There is no question that, at times, the writing of Robert Frost reaches my soul with his connections to the natural world. This morning, I went outside on a snow-crusted trail, with flakes falling down. As always, my feet and my mind both wandered. I found myself thinking of Stopping by Woods on a Snowy Evening and The Road Not Taken. For the first 30 minutes, I was alone with nature, watching squirrels flitting about as birds called from the tree tops. I thought about the path not diverging at all and that stuck with me. 

As I looked at the path before me, it only went in one direction. How wonderful if we have a path with choices! I agree that the road less traveled can indeed make all of the difference. However, not everyone has choices. For many, the path they find themselves on is simply the path. The only choice is to continue navigating the path the best they can, continuing forward, one step at a time. Just being on the path and moving forward is a victory in its own right. Is having choices in life a sign of privilege? 

Our paths in life may be difficult to travel. But we don’t always have to travel them alone. There can be people or groups that help us along the path, helping us along with thoughtful, inquiring conversation or a steadying hand to hold.

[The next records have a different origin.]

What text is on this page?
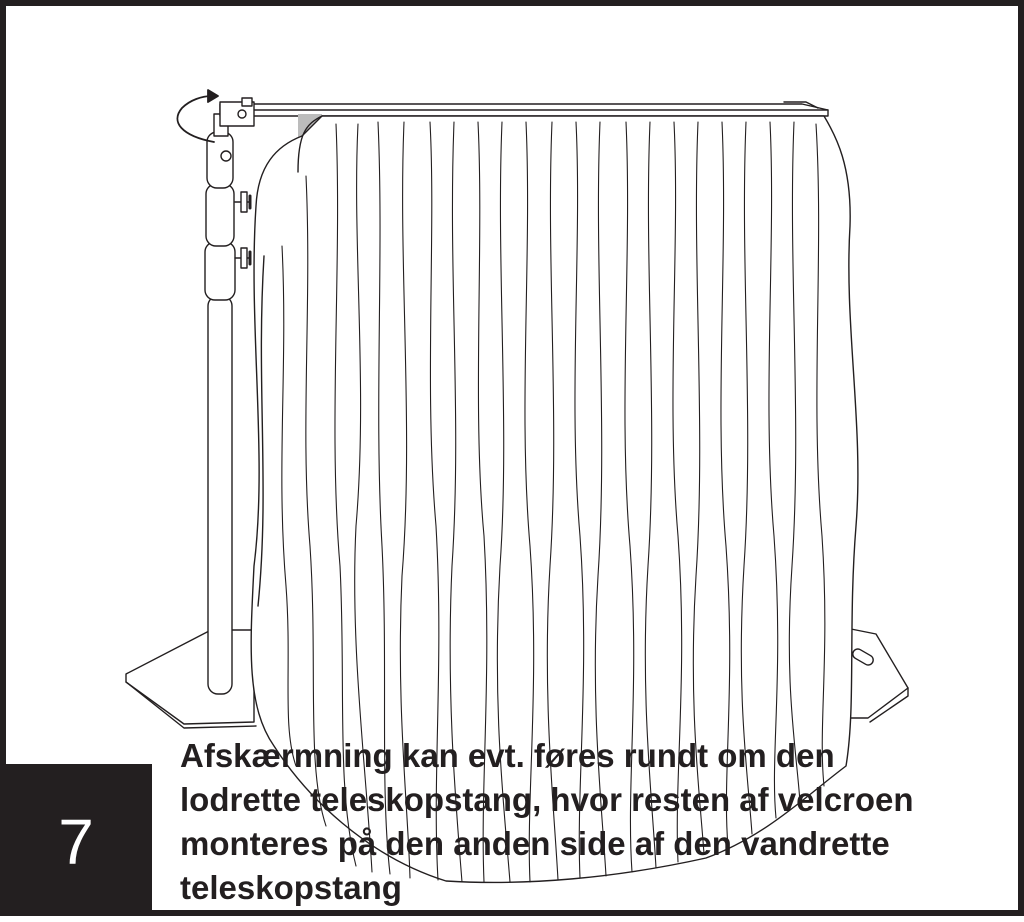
Afskærmning kan evt. føres rundt om den
lodrette teleskopstang, hvor resten af velcroen
monteres på den anden side af den vandrette
teleskopstang
7
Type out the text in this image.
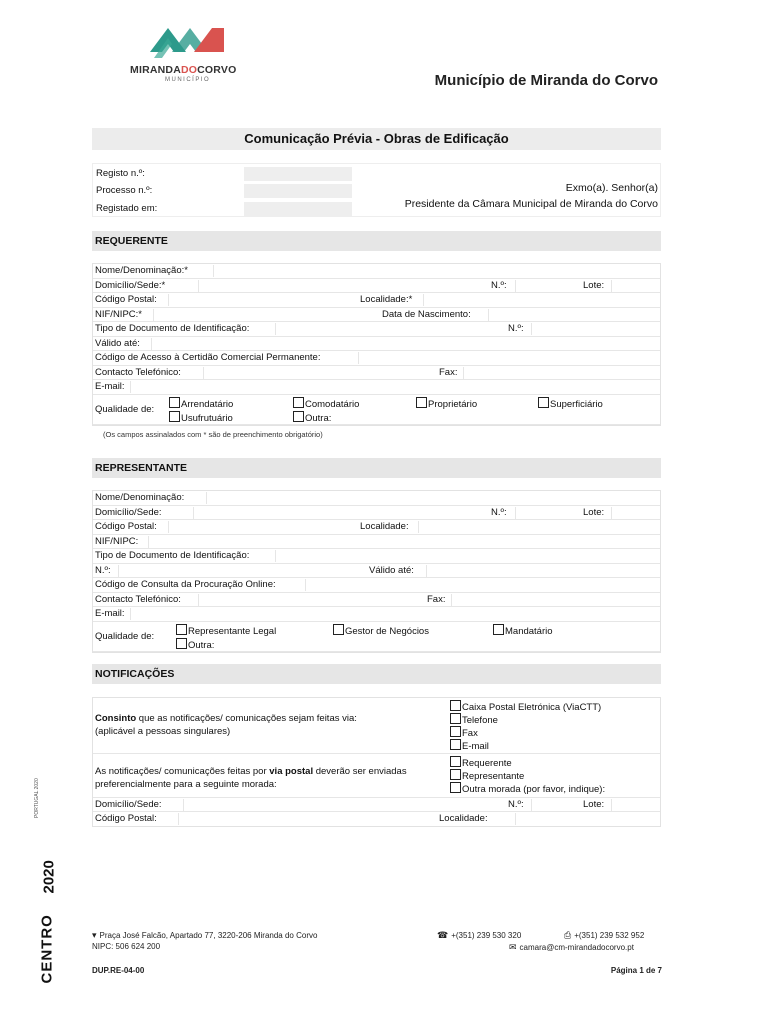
MIRANDADOCORVO
MUNICÍPIO	Município de Miranda do Corvo
Comunicação Prévia - Obras de Edificação
Registo n.º:
Processo n.º:
Registado em:
Exmo(a). Senhor(a)
Presidente da Câmara Municipal de Miranda do Corvo
REQUERENTE
Nome/Denominação:*
Domicílio/Sede:*	N.º:	Lote:
Código Postal:	Localidade:*
NIF/NIPC:*	Data de Nascimento:
Tipo de Documento de Identificação:	N.º:
Válido até:
Código de Acesso à Certidão Comercial Permanente:
Contacto Telefónico:	Fax:
E-mail:
Qualidade de:	Arrendatário	Comodatário	Proprietário	Superficiário
Usufrutuário	Outra:
(Os campos assinalados com * são de preenchimento obrigatório)
REPRESENTANTE
Nome/Denominação:
Domicílio/Sede:	N.º:	Lote:
Código Postal:	Localidade:
NIF/NIPC:
Tipo de Documento de Identificação:
N.º:	Válido até:
Código de Consulta da Procuração Online:
Contacto Telefónico:	Fax:
E-mail:
Qualidade de:	Representante Legal	Gestor de Negócios	Mandatário
Outra:
NOTIFICAÇÕES
Consinto que as notificações/ comunicações sejam feitas via:
(aplicável a pessoas singulares)
Caixa Postal Eletrónica (ViaCTT)
Telefone
Fax
E-mail
As notificações/ comunicações feitas por via postal deverão ser enviadas
preferencialmente para a seguinte morada:
Requerente
Representante
Outra morada (por favor, indique):
Domicílio/Sede:	N.º:	Lote:
Código Postal:	Localidade:
CENTRO
2020
PORTUGAL 2020
▾ Praça José Falcão, Apartado 77, 3220-206 Miranda do Corvo
NIPC: 506 624 200
☎ +(351) 239 530 320	⎙ +(351) 239 532 952
✉ camara@cm-mirandadocorvo.pt
DUP.RE-04-00	Página 1 de 7
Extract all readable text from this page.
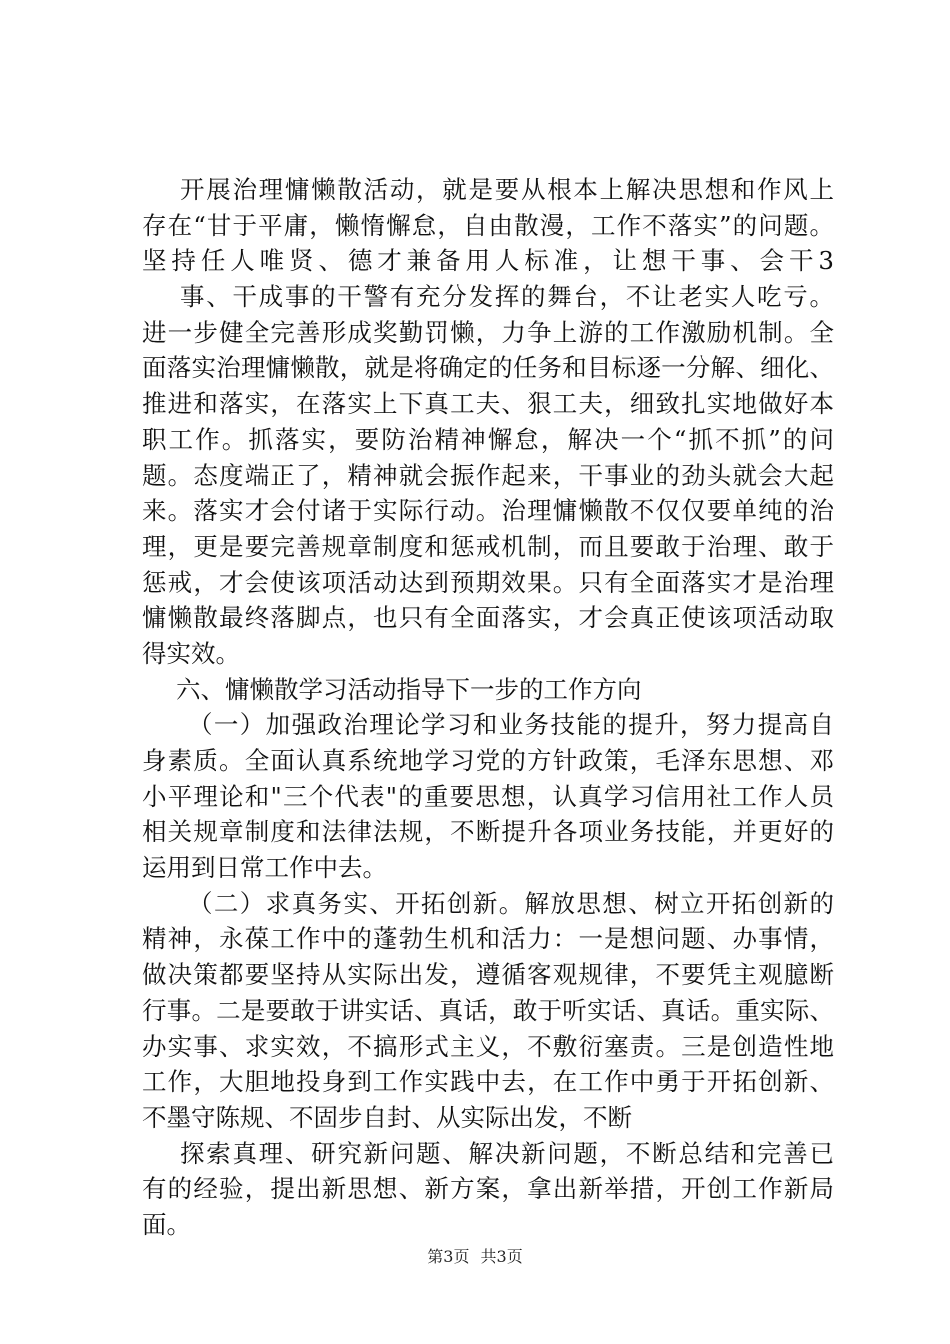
开展治理慵懒散活动，就是要从根本上解决思想和作风上
存在“甘于平庸，懒惰懈怠，自由散漫，工作不落实”的问题。
坚持任人唯贤、德才兼备用人标准，让想干事、会干3
事、干成事的干警有充分发挥的舞台，不让老实人吃亏。
进一步健全完善形成奖勤罚懒，力争上游的工作激励机制。全
面落实治理慵懒散，就是将确定的任务和目标逐一分解、细化、
推进和落实，在落实上下真工夫、狠工夫，细致扎实地做好本
职工作。抓落实，要防治精神懈怠，解决一个“抓不抓”的问
题。态度端正了，精神就会振作起来，干事业的劲头就会大起
来。落实才会付诸于实际行动。治理慵懒散不仅仅要单纯的治
理，更是要完善规章制度和惩戒机制，而且要敢于治理、敢于
惩戒，才会使该项活动达到预期效果。只有全面落实才是治理
慵懒散最终落脚点，也只有全面落实，才会真正使该项活动取
得实效。
六、慵懒散学习活动指导下一步的工作方向
（一）加强政治理论学习和业务技能的提升，努力提高自
身素质。全面认真系统地学习党的方针政策，毛泽东思想、邓
小平理论和"三个代表"的重要思想，认真学习信用社工作人员
相关规章制度和法律法规，不断提升各项业务技能，并更好的
运用到日常工作中去。
（二）求真务实、开拓创新。解放思想、树立开拓创新的
精神，永葆工作中的蓬勃生机和活力：一是想问题、办事情，
做决策都要坚持从实际出发，遵循客观规律，不要凭主观臆断
行事。二是要敢于讲实话、真话，敢于听实话、真话。重实际、
办实事、求实效，不搞形式主义，不敷衍塞责。三是创造性地
工作，大胆地投身到工作实践中去，在工作中勇于开拓创新、
不墨守陈规、不固步自封、从实际出发，不断
探索真理、研究新问题、解决新问题，不断总结和完善已
有的经验，提出新思想、新方案，拿出新举措，开创工作新局
面。
第3页 共3页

There are times it can be good to pause on the path. Benches or comfortable places can provide  respite, allowing us to regain our strength and our focus. 

There may be obstacles. Sometimes barriers along the way can make us want to give up, turn around, and quit. Our creativity and perseverance will be tested. Life experiences can help us recognize and overcome these road blocks. 

Since I have started working at a place that helps adults navigate the world of mental health, I am more aware of my own mental wellness needs and just how staggering life can be. Not everyone has choice, as too many of life’s circumstances have them on a singular path. 

I believe in hope and I believe in kindness; I believe that recovery is possible for everyone. But yet, on this silent, snowy morning, I paused on this non-diverging path, devoid of choices. I compared this path to life. People handle the challenges of life differently. I believe we are all connected and I’m motivated to continue to provide support for those who need help with life, while at the same time, leaning on those who assist me when my own way forward seems to be through a briar patch.

I continued on my way, accepting that moving forward was my only option, and knowing that my life path surrounds me with beauty and wonder. My path didn’t diverge in the woods, but that’s okay, I made the most of it anyway.